Caminhos Errantes

quarta-feira, novembro 23, 2005

Der Untergang

Ontem, noite de trabalho destruída pelo facto de ter passado Der Untergang na televisão. Um grande filme, com uma interpretação excelente de Bruno Ganz, em que os últimos dias do III Reich são descritos com uma tentativa da máxima objectividade. Num mundo que se desfaz em ruínas, o real e o irreal vêem diluídas as ténues fronteiras que a cada passo adiam o seu abraço final, e qualquer fantasia é um adereço romântico dispensável.
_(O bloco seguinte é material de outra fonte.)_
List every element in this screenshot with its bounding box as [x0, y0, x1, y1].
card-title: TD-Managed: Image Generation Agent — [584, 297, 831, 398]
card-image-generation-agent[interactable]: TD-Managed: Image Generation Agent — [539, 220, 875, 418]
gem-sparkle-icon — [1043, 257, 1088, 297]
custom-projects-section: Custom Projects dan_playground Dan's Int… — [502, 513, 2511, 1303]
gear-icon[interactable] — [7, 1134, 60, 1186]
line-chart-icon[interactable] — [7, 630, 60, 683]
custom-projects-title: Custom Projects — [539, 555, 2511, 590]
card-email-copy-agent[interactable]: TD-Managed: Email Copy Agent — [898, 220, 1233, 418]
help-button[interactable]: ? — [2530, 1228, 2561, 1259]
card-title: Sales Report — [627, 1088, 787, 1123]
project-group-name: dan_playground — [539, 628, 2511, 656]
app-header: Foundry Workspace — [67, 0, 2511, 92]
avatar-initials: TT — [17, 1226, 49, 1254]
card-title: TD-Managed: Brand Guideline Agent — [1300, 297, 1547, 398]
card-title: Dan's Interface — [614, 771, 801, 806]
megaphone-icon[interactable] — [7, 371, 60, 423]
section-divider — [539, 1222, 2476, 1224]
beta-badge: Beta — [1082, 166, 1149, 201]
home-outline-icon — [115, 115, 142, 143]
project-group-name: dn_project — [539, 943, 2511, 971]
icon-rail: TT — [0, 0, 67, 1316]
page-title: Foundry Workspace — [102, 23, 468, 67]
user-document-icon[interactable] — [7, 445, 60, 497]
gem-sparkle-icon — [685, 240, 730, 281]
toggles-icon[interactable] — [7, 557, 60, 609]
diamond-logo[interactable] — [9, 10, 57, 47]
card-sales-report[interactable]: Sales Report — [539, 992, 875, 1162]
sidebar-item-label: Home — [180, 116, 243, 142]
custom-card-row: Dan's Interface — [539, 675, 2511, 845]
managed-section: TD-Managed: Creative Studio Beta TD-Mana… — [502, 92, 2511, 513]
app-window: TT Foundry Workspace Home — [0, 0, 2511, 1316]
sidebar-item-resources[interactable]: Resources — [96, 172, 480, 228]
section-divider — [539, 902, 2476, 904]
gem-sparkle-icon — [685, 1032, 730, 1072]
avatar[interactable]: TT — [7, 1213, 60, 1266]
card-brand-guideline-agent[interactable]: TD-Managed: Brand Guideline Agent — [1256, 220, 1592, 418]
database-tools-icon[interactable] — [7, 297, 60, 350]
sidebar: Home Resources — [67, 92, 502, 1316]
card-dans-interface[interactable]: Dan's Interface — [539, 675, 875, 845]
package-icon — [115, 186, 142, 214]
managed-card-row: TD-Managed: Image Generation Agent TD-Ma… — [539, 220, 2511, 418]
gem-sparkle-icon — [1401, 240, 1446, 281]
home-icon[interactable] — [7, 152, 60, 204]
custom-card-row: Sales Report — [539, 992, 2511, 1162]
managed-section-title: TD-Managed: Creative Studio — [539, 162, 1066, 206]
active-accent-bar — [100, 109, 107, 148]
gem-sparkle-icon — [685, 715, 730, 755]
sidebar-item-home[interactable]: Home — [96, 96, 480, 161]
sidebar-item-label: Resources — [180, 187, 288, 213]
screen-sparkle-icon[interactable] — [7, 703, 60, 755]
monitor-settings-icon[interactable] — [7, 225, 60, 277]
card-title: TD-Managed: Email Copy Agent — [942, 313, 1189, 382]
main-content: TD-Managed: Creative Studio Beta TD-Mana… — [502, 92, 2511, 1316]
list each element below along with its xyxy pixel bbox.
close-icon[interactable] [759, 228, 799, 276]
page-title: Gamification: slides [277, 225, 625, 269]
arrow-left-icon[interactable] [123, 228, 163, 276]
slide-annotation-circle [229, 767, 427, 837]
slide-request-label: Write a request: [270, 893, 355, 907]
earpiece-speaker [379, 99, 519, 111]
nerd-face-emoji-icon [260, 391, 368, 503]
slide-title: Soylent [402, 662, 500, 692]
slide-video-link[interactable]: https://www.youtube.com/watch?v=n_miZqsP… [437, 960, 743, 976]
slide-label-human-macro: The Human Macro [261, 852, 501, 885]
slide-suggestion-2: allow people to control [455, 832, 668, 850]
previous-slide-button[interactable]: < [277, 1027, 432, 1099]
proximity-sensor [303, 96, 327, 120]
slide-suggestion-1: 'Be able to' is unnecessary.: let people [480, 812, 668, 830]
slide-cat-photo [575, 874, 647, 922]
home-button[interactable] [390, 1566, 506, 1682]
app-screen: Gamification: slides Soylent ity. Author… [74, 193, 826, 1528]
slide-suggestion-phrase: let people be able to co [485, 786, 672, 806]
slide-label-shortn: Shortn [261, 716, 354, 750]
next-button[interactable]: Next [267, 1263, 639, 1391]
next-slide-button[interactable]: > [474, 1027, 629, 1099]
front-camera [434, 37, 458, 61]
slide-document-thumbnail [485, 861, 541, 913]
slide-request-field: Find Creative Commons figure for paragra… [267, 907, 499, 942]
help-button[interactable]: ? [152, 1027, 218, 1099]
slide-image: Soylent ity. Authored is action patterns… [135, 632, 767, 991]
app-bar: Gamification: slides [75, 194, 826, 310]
A maior virtude de um filme sobre este tema - e sobretudo de um filme alemão - é aliás a sua não determinação por uma moralidade abstracta, disposta imediatamente a distinguir facilmente entre um bem e um mal hipostasiados. Lembro-me de ter lido, num jornal alemão, antes de o filme estrear, um artigo de opinião que defendia ser perigoso mostrar “o lado humano” de Hitler: mostrá-lo cortês, ao mesmo tempo que irado; mostrá-lo fazendo festas ao seu cão ou dando um beijo na mulher com quem se casou, horas antes de se suicidar; mostrá-lo como um vegetariano preocupado pelo sofrimento animal, ao mesmo tempo que manifestava o darwinismo e o biologismo social que justificou o seu racismo e anti-semitismo. E lembro-me de ter pensado o quanto essa opinião punha a claro, numa ingenuidade quase comovente pela sua sinceridade pueril, o sentido profundo do nosso mundo - um mundo marcado, na sua mais íntima essência, pelo triunfo do maniqueísmo sobre uma concepção grave e cristã do mistério do mal.

2 Comments:

  • O post é reflexivo. Mas a origem do comentário determina-o de tal modo, que até eu fiquei com dúvidas relativamente à sua natureza.

    By Blogger Pedro, at 2:43 da tarde  

  • Concordo com o Pedro. Não sendo devidamente clarificada, a partidarização da reflexão pode ser uma coisa bastante perigosa.